The most difficult part of all of this is allocating time to each craft. I have not figured it out yet, but somehow the painting and the knitting and the crocheting happens. I attempt to schedule and budget my time between all the things, but it’s always the project with the closest deadline that gets most of my attention. My yarn is stashed everywhere throughout the house, an art studio has been made in our front room which houses my writing desk and bookshelves, and it all manages to flow. I recently have started embroidering, a craft my grandmother passed down to me. I had not done it since I was a teenager, and it’s another creative outlet that has connected me with beautiful people who share their work publicly.
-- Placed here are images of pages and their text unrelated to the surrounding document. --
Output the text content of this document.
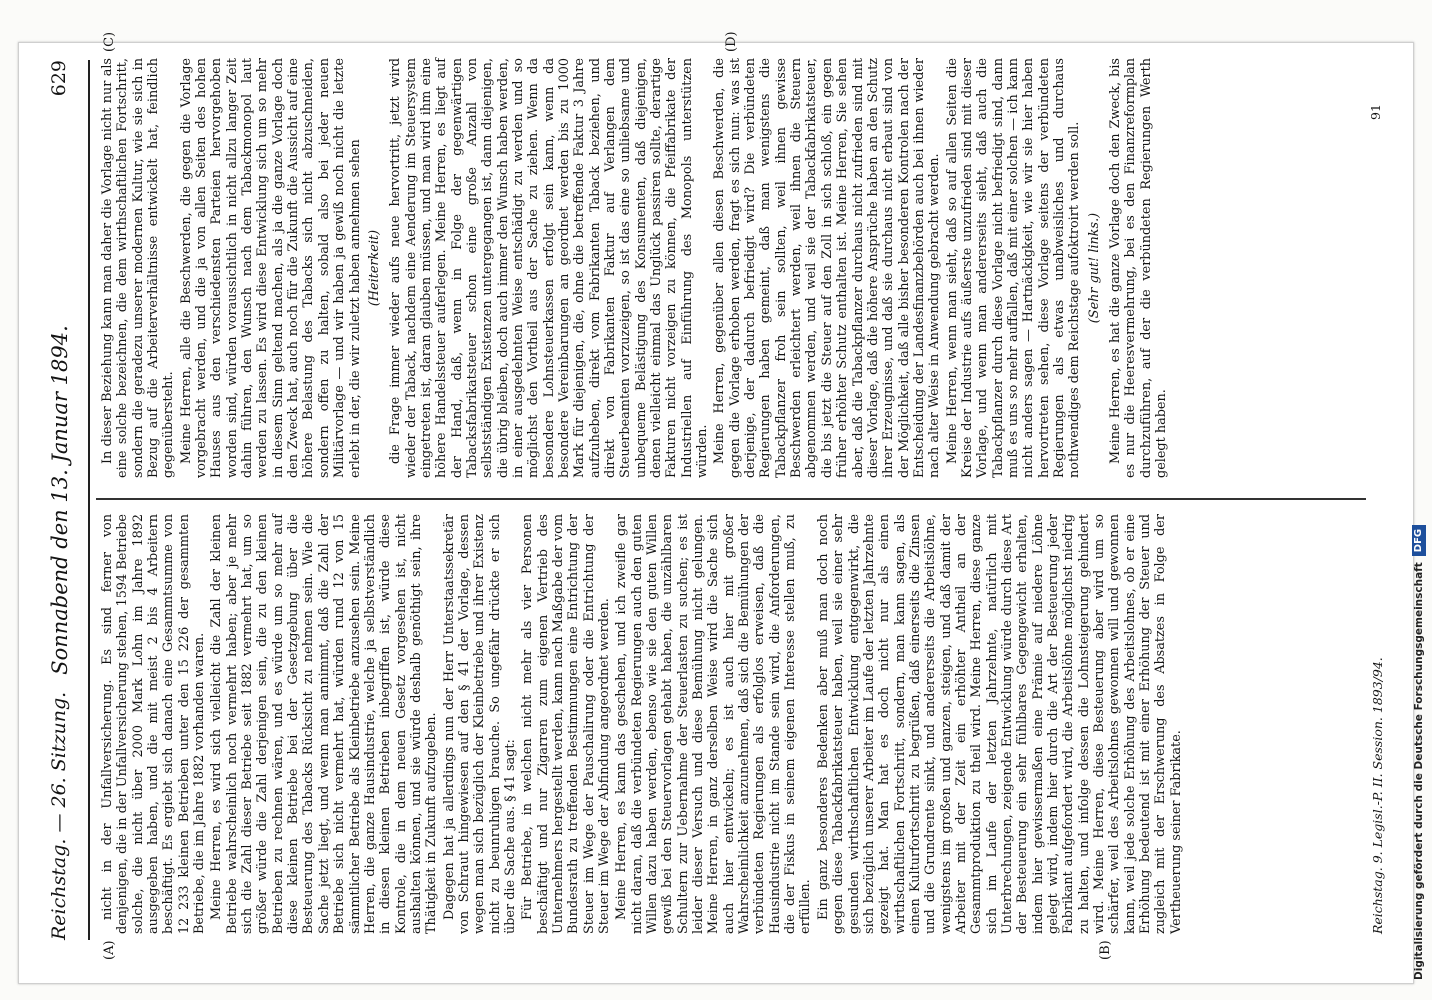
Reichstag. — 26. Sitzung.
Sonnabend den 13. Januar 1894.
629
(A)	(B)
(C)	(D)

nicht in der Unfallversicherung. Es sind ferner von denjenigen, die in der Unfallversicherung stehen, 1594 Betriebe solche, die nicht über 2000 Mark Lohn im Jahre 1892 ausgegeben haben, und die mit meist 2 bis 4 Arbeitern beschäftigt. Es ergiebt sich danach eine Gesammtsumme von 12 233 kleinen Betrieben unter den 15 226 der gesammten Betriebe, die im Jahre 1882 vorhanden waren. Meine Herren, es wird sich vielleicht die Zahl der kleinen Betriebe wahrscheinlich noch vermehrt haben; aber je mehr sich die Zahl dieser Betriebe seit 1882 vermehrt hat, um so größer würde die Zahl derjenigen sein, die zu den kleinen Betrieben zu rechnen wären, und es würde um so mehr auf diese kleinen Betriebe bei der Gesetzgebung über die Besteuerung des Tabacks Rücksicht zu nehmen sein. Wie die Sache jetzt liegt, und wenn man annimmt, daß die Zahl der Betriebe sich nicht vermehrt hat, würden rund 12 von 15 sämmtlicher Betriebe als Kleinbetriebe anzusehen sein. Meine Herren, die ganze Hausindustrie, welche ja selbstverständlich in diesen kleinen Betrieben inbegriffen ist, würde diese Kontrole, die in dem neuen Gesetz vorgesehen ist, nicht aushalten können, und sie würde deshalb genöthigt sein, ihre Thätigkeit in Zukunft aufzugeben. Dagegen hat ja allerdings nun der Herr Unterstaatssekretär von Schraut hingewiesen auf den § 41 der Vorlage, dessen wegen man sich bezüglich der Kleinbetriebe und ihrer Existenz nicht zu beunruhigen brauche. So ungefähr drückte er sich über die Sache aus. § 41 sagt: Für Betriebe, in welchen nicht mehr als vier Personen beschäftigt und nur Zigarren zum eigenen Vertrieb des Unternehmers hergestellt werden, kann nach Maßgabe der vom Bundesrath zu treffenden Bestimmungen eine Entrichtung der Steuer im Wege der Pauschalirung oder die Entrichtung der Steuer im Wege der Abfindung angeordnet werden. Meine Herren, es kann das geschehen, und ich zweifle gar nicht daran, daß die verbündeten Regierungen auch den guten Willen dazu haben werden, ebenso wie sie den guten Willen gewiß bei den Steuervorlagen gehabt haben, die unzählbaren Schultern zur Uebernahme der Steuerlasten zu suchen; es ist leider dieser Versuch und diese Bemühung nicht gelungen. Meine Herren, in ganz derselben Weise wird die Sache sich auch hier entwickeln; es ist auch hier mit großer Wahrscheinlichkeit anzunehmen, daß sich die Bemühungen der verbündeten Regierungen als erfolglos erweisen, daß die Hausindustrie nicht im Stande sein wird, die Anforderungen, die der Fiskus in seinem eigenen Interesse stellen muß, zu erfüllen. Ein ganz besonderes Bedenken aber muß man doch noch gegen diese Tabackfabrikatsteuer haben, weil sie einer sehr gesunden wirthschaftlichen Entwicklung entgegenwirkt, die sich bezüglich unserer Arbeiter im Laufe der letzten Jahrzehnte gezeigt hat. Man hat es doch nicht nur als einen wirthschaftlichen Fortschritt, sondern, man kann sagen, als einen Kulturfortschritt zu begrüßen, daß einerseits die Zinsen und die Grundrente sinkt, und andererseits die Arbeitslöhne, wenigstens im großen und ganzen, steigen, und daß damit der Arbeiter mit der Zeit ein erhöhter Antheil an der Gesammtproduktion zu theil wird. Meine Herren, diese ganze sich im Laufe der letzten Jahrzehnte, natürlich mit Unterbrechungen, zeigende Entwicklung würde durch diese Art der Besteuerung ein sehr fühlbares Gegengewicht erhalten, indem hier gewissermaßen eine Prämie auf niedere Löhne gelegt wird, indem hier durch die Art der Besteuerung jeder Fabrikant aufgefordert wird, die Arbeitslöhne möglichst niedrig zu halten, und infolge dessen die Lohnsteigerung gehindert wird. Meine Herren, diese Besteuerung aber wird um so schärfer, weil des Arbeitslohnes gewonnen will und gewonnen kann, weil jede solche Erhöhung des Arbeitslohnes, ob er eine Erhöhung bedeutend ist mit einer Erhöhung der Steuer und zugleich mit der Erschwerung des Absatzes in Folge der Vertheuerung seiner Fabrikate.

In dieser Beziehung kann man daher die Vorlage nicht nur als eine solche bezeichnen, die dem wirthschaftlichen Fortschritt, sondern die geradezu unserer modernen Kultur, wie sie sich in Bezug auf die Arbeiterverhältnisse entwickelt hat, feindlich gegenübersteht. Meine Herren, alle die Beschwerden, die gegen die Vorlage vorgebracht werden, und die ja von allen Seiten des hohen Hauses aus den verschiedensten Parteien hervorgehoben worden sind, würden voraussichtlich in nicht allzu langer Zeit dahin führen, den Wunsch nach dem Tabackmonopol laut werden zu lassen. Es wird diese Entwicklung sich um so mehr in diesem Sinn geltend machen, als ja die ganze Vorlage doch den Zweck hat, auch noch für die Zukunft die Aussicht auf eine höhere Belastung des Tabacks sich nicht abzuschneiden, sondern offen zu halten, sobald also bei jeder neuen Militärvorlage — und wir haben ja gewiß noch nicht die letzte erlebt in der, die wir zuletzt haben annehmen sehen (Heiterkeit) die Frage immer wieder aufs neue hervortritt, jetzt wird wieder der Taback, nachdem eine Aenderung im Steuersystem eingetreten ist, daran glauben müssen, und man wird ihm eine höhere Handelssteuer auferlegen. Meine Herren, es liegt auf der Hand, daß, wenn in Folge der gegenwärtigen Tabacksfabrikatsteuer schon eine große Anzahl von selbstständigen Existenzen untergegangen ist, dann diejenigen, die übrig bleiben, doch auch immer den Wunsch haben werden, in einer ausgedehnten Weise entschädigt zu werden und so möglichst den Vortheil aus der Sache zu ziehen. Wenn da besondere Lohnsteuerkassen erfolgt sein kann, wenn da besondere Vereinbarungen an geordnet werden bis zu 1000 Mark für diejenigen, die, ohne die betreffende Faktur 3 Jahre aufzuheben, direkt vom Fabrikanten Taback beziehen, und direkt von Fabrikanten Faktur auf Verlangen dem Steuerbeamten vorzuzeigen, so ist das eine so unliebsame und unbequeme Belästigung des Konsumenten, daß diejenigen, denen vielleicht einmal das Unglück passiren sollte, derartige Fakturen nicht vorzeigen zu können, die Pfeiffabrikate der Industriellen auf Einführung des Monopols unterstützen würden. Meine Herren, gegenüber allen diesen Beschwerden, die gegen die Vorlage erhoben werden, fragt es sich nun: was ist derjenige, der dadurch befriedigt wird? Die verbündeten Regierungen haben gemeint, daß man wenigstens die Tabackpflanzer froh sein sollten, weil ihnen gewisse Beschwerden erleichtert werden, weil ihnen die Steuern abgenommen werden, und weil sie der Tabackfabrikatsteuer, die bis jetzt die Steuer auf den Zoll in sich schloß, ein gegen früher erhöhter Schutz enthalten ist. Meine Herren, Sie sehen aber, daß die Tabackpflanzer durchaus nicht zufrieden sind mit dieser Vorlage, daß die höhere Ansprüche haben an den Schutz ihrer Erzeugnisse, und daß sie durchaus nicht erbaut sind von der Möglichkeit, daß alle bisher besonderen Kontrolen nach der Entscheidung der Landesfinanzbehörden auch bei ihnen wieder nach alter Weise in Anwendung gebracht werden. Meine Herren, wenn man sieht, daß so auf allen Seiten die Kreise der Industrie aufs äußerste unzufrieden sind mit dieser Vorlage, und wenn man andererseits sieht, daß auch die Tabackpflanzer durch diese Vorlage nicht befriedigt sind, dann muß es uns so mehr auffallen, daß mit einer solchen — ich kann nicht anders sagen — Hartnäckigkeit, wie wir sie hier haben hervortreten sehen, diese Vorlage seitens der verbündeten Regierungen als etwas unabweisliches und durchaus nothwendiges dem Reichstage aufoktroirt werden soll. (Sehr gut! links.) Meine Herren, es hat die ganze Vorlage doch den Zweck, bis es nur die Heeresvermehrung, bei es den Finanzreformplan durchzuführen, auf der die verbündeten Regierungen Werth gelegt haben.

Reichstag. 9. Legisl.-P. II. Session. 1893/94.
91
Digitalisierung gefördert durch die Deutsche ForschungsgemeinschaftDFG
I still want to play with macrame and add it to my list of things. Oddly enough, I learned how to make a macrame hanging plant holder in that same fourth grade classroom. It was the one happy memory from that school year. That was 41 years ago, I wonder what that teacher would say under her breath today? I cannot remember her name, but I remember how she treated me. Even more, I remember the truth God whispered over my soul that He would teach me. He knew my dna and planned me to be exactly who I was. He has never stopped teaching me nor has He ever stopped whispering His truth over the lies that have been spoken over me.
My hope is to share my art and my skills and spill out beauty and sweetness into this world. I want others to know that they can be artists or writers or photographers or whatever it is that makes their hearts dance. If you want to learn to knit or crochet or paint or garden, I would love to help you. I like to bake too, baking is the best. Thanks for stopping by here, I hope it made you smile.